JESÚS, PUEDE PERDONAR PECADOS
1 Subiendo a la barca, pasó a la otra orilla y vino a su ciudad.
2 En esto le trajeron un paralítico postrado en una camilla. Viendo Jesús la fe de ellos, dijo al paralítico: « ¡ Animo!, hijo, tus pecados te son perdonados. »
3 Pero he aquí que algunos escribas dijeron para sí: «Este está blasfemando.»
4 Jesús, conociendo sus pensamientos, dijo: «¿Por qué pensáis mal en vuestros corazones? ¿Qué es más fácil, decir: "Tus pecados te son perdonados", o decir:
5 "Levántate y anda"?
6 Pues para que sepáis que el Hijo del hombre tiene en la tierra poder de perdonar pecados - dice entonces al paralítico -: "Levántate, toma tu camilla y vete a tu casa".»
7 El se levantó y se fue a su casa.
8 Y al ver esto, la gente temió y glorificó a Dios, que había dado tal poder a los hombres.
(Mt. 9, 1-8)
“Llegó a su ciudad y le presentaron un paralítico en una camilla”. Su situación le impedía andar. Pero Jesús ve dentro del alma de este hombre enfermo y percibe, con claridad, que sufre una parálisis más penosa todavía: la parálisis de sus pecados. Por ello, en vez de decirle,primeramente, “levántate y anda”, conmina a sus pecados para que desaparezcan: “¡ánimo hijo, tus pecados, quedan perdonados!”. Con gran cariño y compasión se le acerca llamándole “hijo” y confortándolo en aquello que le oprimía tenazmente: sus pecados. “¡Ánimo!”, porque yo puedo librarte de tu parálisis de alma. Este diálogo fue entre Jesús y el paralítico, porque, ambos a dos, sabían muy bien de qué trataba la Palabra de Jesús. Su fe viva le hizo suplicar al Médico de alma y cuerpo.
Pero, siempre que el bien aparece, tan abiertamente, entra en escena el Enemigo por boca de los fariseos: “¡Éste blasfema, sólo Dios puede perdonar pecados!”. ¡Y es verdad, pero no acaban de creer, por su malevolencia, que Jesús es el Hijo del Hombre que durante siglos esperaban! ¡Jesús tiene los poderes de Dios y es Dios en la Persona de un Hombre! ¡Esto sí que les es inaceptable y van maquinando en sus corazones el destruir a Jesús que tales poderes tiene de parte de Dios!

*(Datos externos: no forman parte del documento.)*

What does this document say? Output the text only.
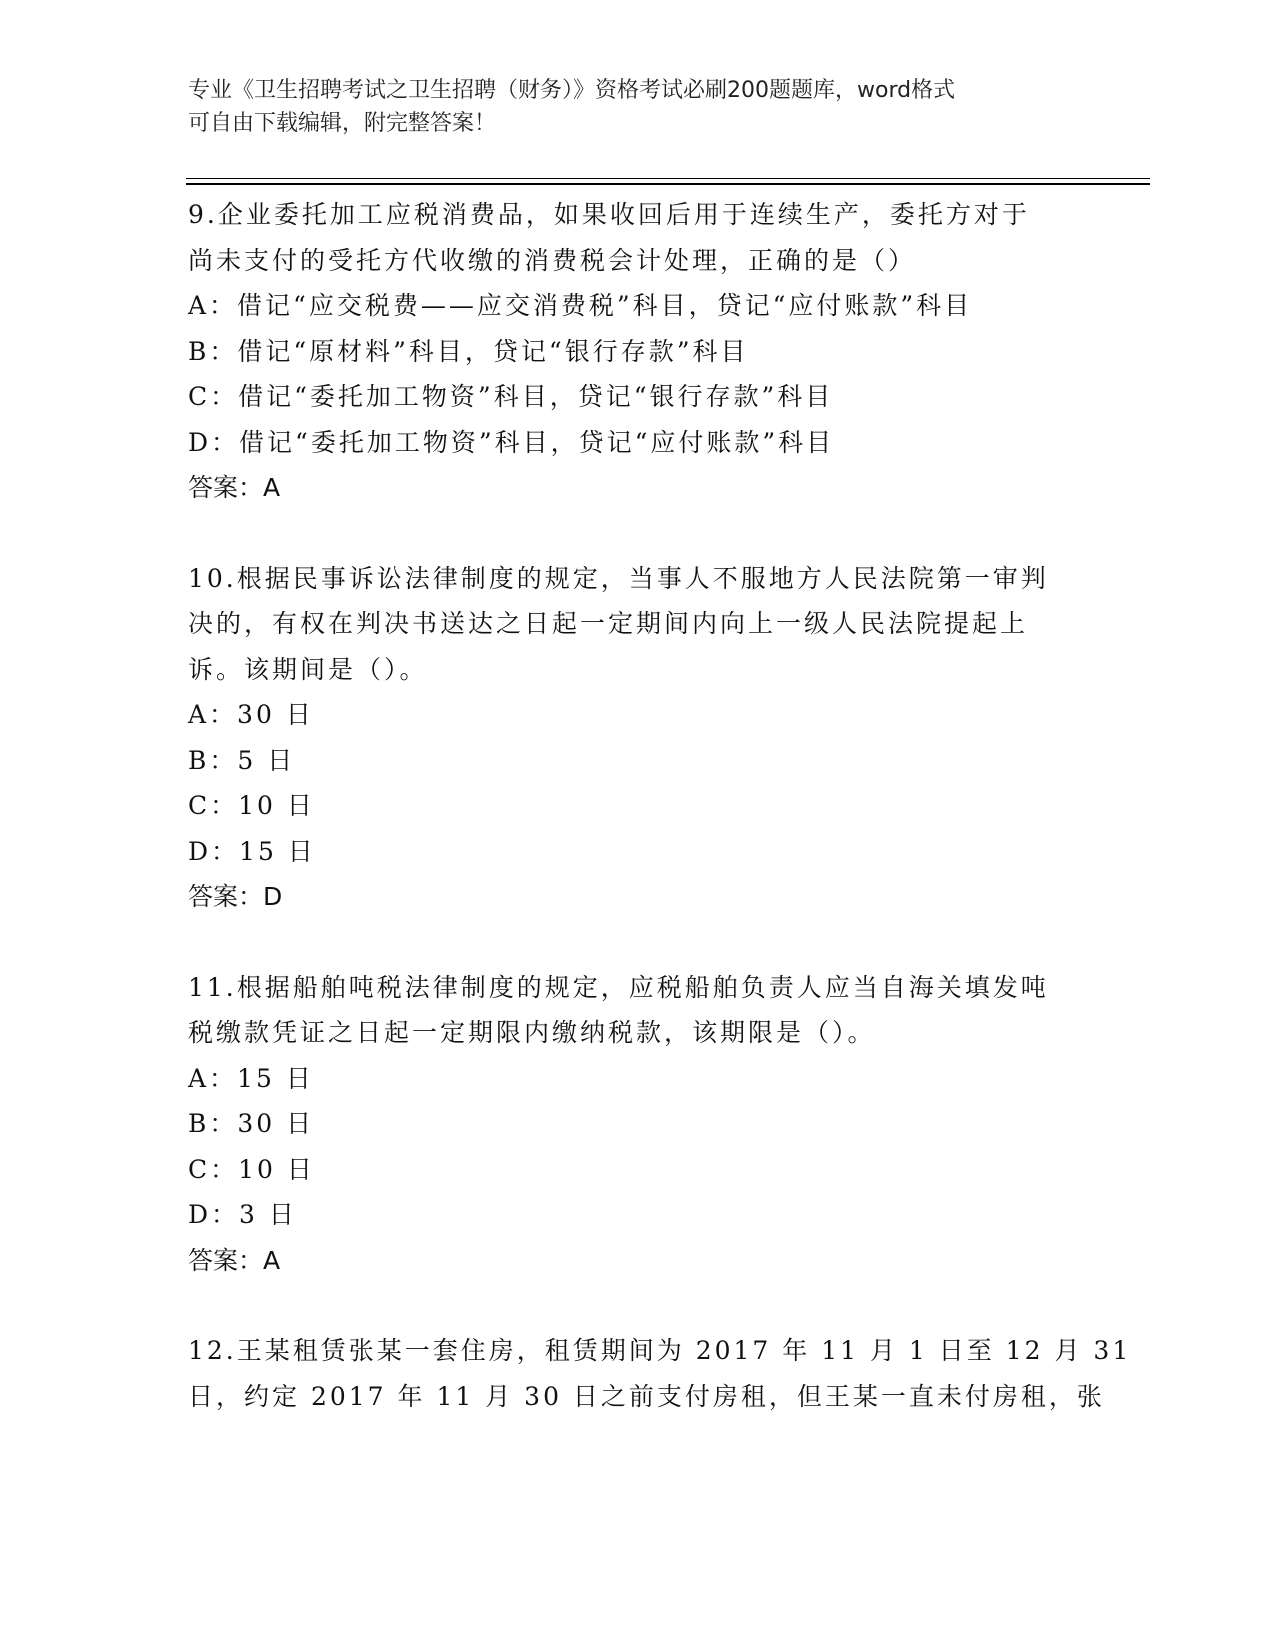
专业《卫生招聘考试之卫生招聘（财务）》资格考试必刷200题题库，word格式
可自由下载编辑，附完整答案！
9.企业委托加工应税消费品，如果收回后用于连续生产，委托方对于
尚未支付的受托方代收缴的消费税会计处理，正确的是（）
A：借记“应交税费——应交消费税”科目，贷记“应付账款”科目
B：借记“原材料”科目，贷记“银行存款”科目
C：借记“委托加工物资”科目，贷记“银行存款”科目
D：借记“委托加工物资”科目，贷记“应付账款”科目
答案：A
10.根据民事诉讼法律制度的规定，当事人不服地方人民法院第一审判
决的，有权在判决书送达之日起一定期间内向上一级人民法院提起上
诉。该期间是（）。
A：30 日
B：5 日
C：10 日
D：15 日
答案：D
11.根据船舶吨税法律制度的规定，应税船舶负责人应当自海关填发吨
税缴款凭证之日起一定期限内缴纳税款，该期限是（）。
A：15 日
B：30 日
C：10 日
D：3 日
答案：A
12.王某租赁张某一套住房，租赁期间为 2017 年 11 月 1 日至 12 月 31
日，约定 2017 年 11 月 30 日之前支付房租，但王某一直未付房租，张
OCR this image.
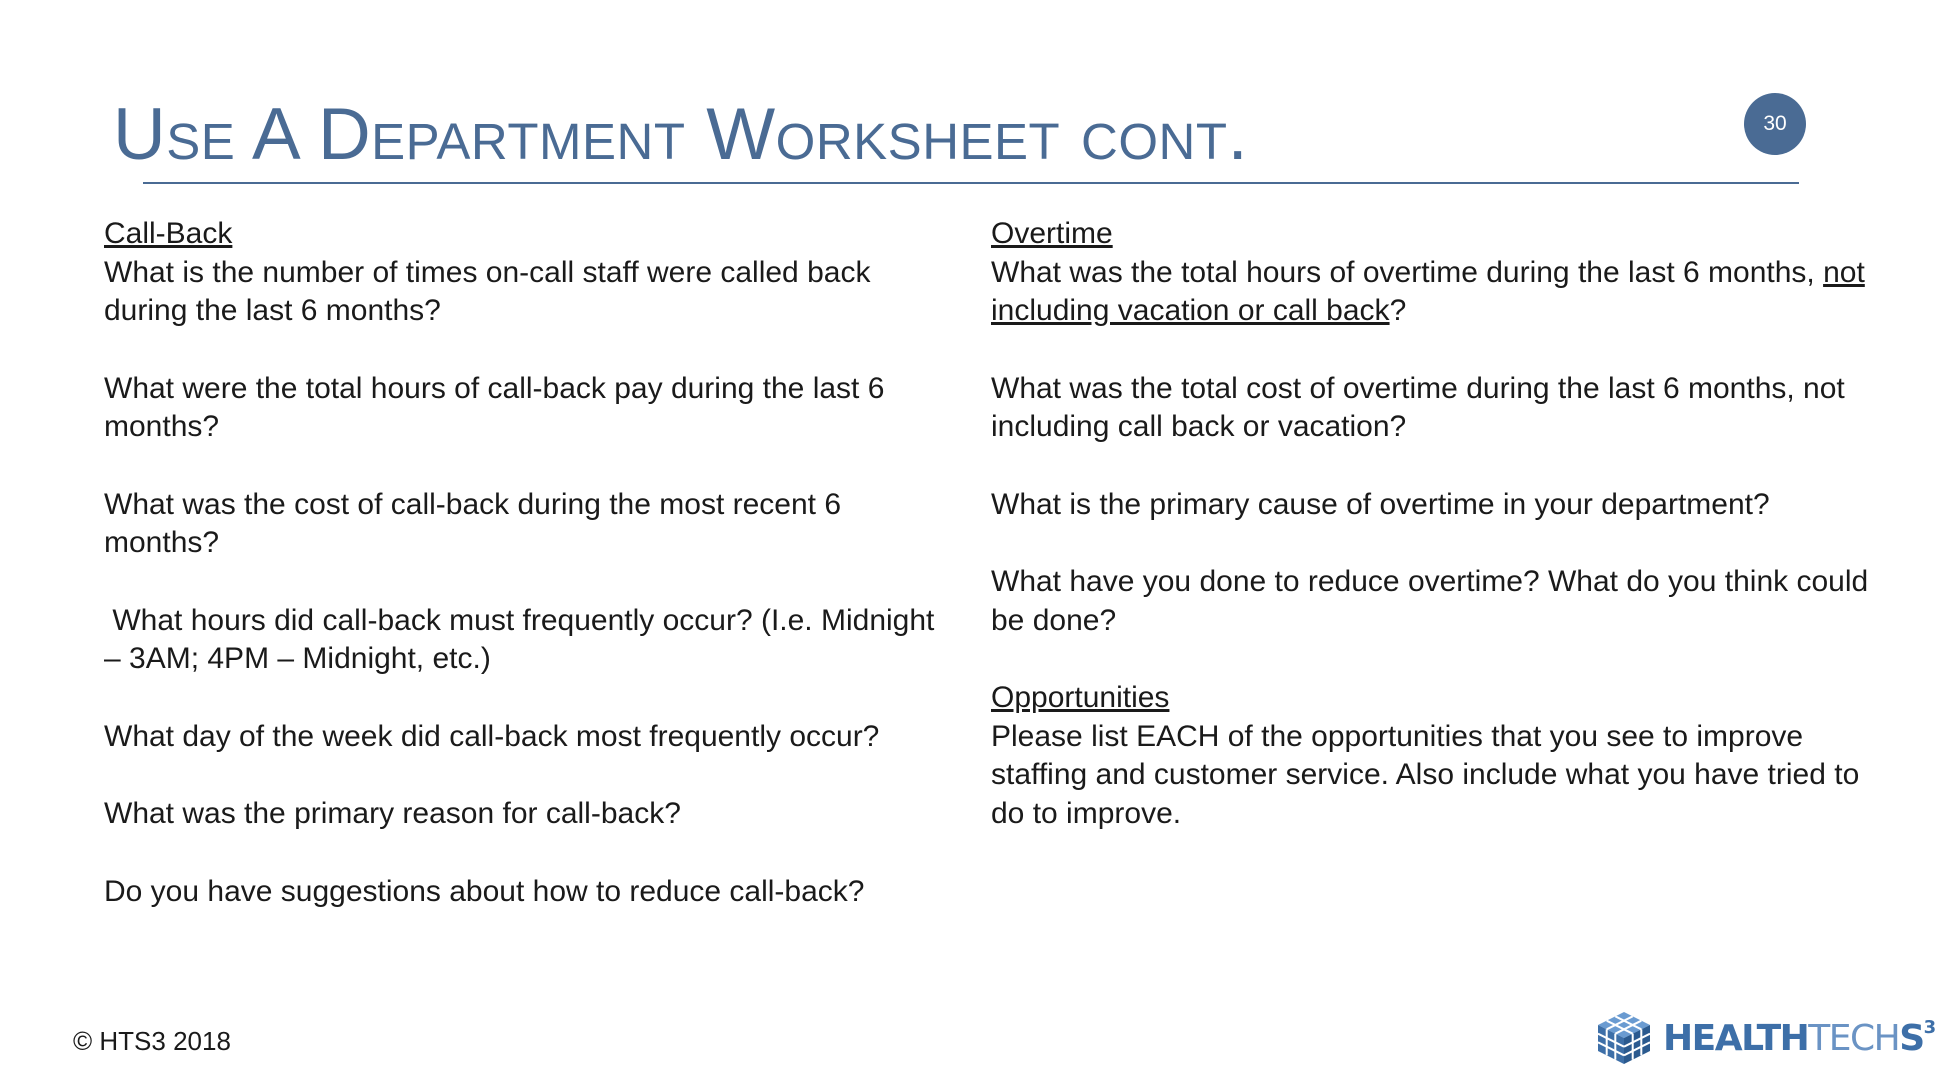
Use A Department Worksheet cont.	30

Call-Back
What is the number of times on-call staff were called back during the last 6 months?

What were the total hours of call-back pay during the last 6 months?

What was the cost of call-back during the most recent 6 months?

What hours did call-back must frequently occur? (I.e. Midnight – 3AM; 4PM – Midnight, etc.)

What day of the week did call-back most frequently occur?

What was the primary reason for call-back?

Do you have suggestions about how to reduce call-back?

Overtime
What was the total hours of overtime during the last 6 months, not including vacation or call back?

What was the total cost of overtime during the last 6 months, not including call back or vacation?

What is the primary cause of overtime in your department?

What have you done to reduce overtime? What do you think could be done?

Opportunities
Please list EACH of the opportunities that you see to improve staffing and customer service. Also include what you have tried to do to improve.

© HTS3 2018	HEALTHTECHS$^3$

Y es que estamos a favor de Jesús o en contra. No hay otra alternativa. Si acogemos al Señor y su Palabra, así como sus milagros inauditos, entonces, comprendemos a Dios en Jesús y nos hacemos sus discípulos. Pero, no podemos ir a Él con espíritu crítico, sino con un espíritu de fe y devoción. Por esto, vemos que Jesús es entre los suyos, “signo de contradicción", como profetizó Simeón en el Templo cuando Jesús era tan solo un bebé en brazos de su Madre, María.
¡No seamos insensatos y, si tenemos una fe floja, pidamos a Dios que nos la robustezca, pues “el Señor da generosamente” a todo el que le pide con sinceridad! ¡Oh Dios, que ante este milagro tuyo de perdonar los pecados, quedemos como la gente que lo contempló: “sobrecogidos”y alabemos a Dios que da al Hombre Jesús estos poderes!
¡Nosotros, Señor, sabemos que eres Dios junto con el Padre y que, por tu propio poder, puedes disolver en nada los pecados de los que se acercan a Ti arrepentidos!. Tenemos el “Sacramento del Perdón” que fue instituido por Ti y que tus sacerdotes administran “en la Persona de Cristo”. Tú les diste este poder de sanar las almas enfermas de la parálisis de los pecados y ellos, fieles a tu mandato, reciben a los aquejados de esta dolencia.
¡Jesús, que nuestra fe nos haga ver que, acercarnos a los ministros de tu perdón, confesando nuestras debilidades, ellos, por tu Poder y no por el suyo, nos limpian el alma con tu Gracia poderosa que “vale más que la vida”! ¡Por esto, te alabamos y bendecimos y damos gracias a Ti, mi Dios! ¡Amigo de los hombres! ¡Qué así sea! ¡Amén! ¡Amén!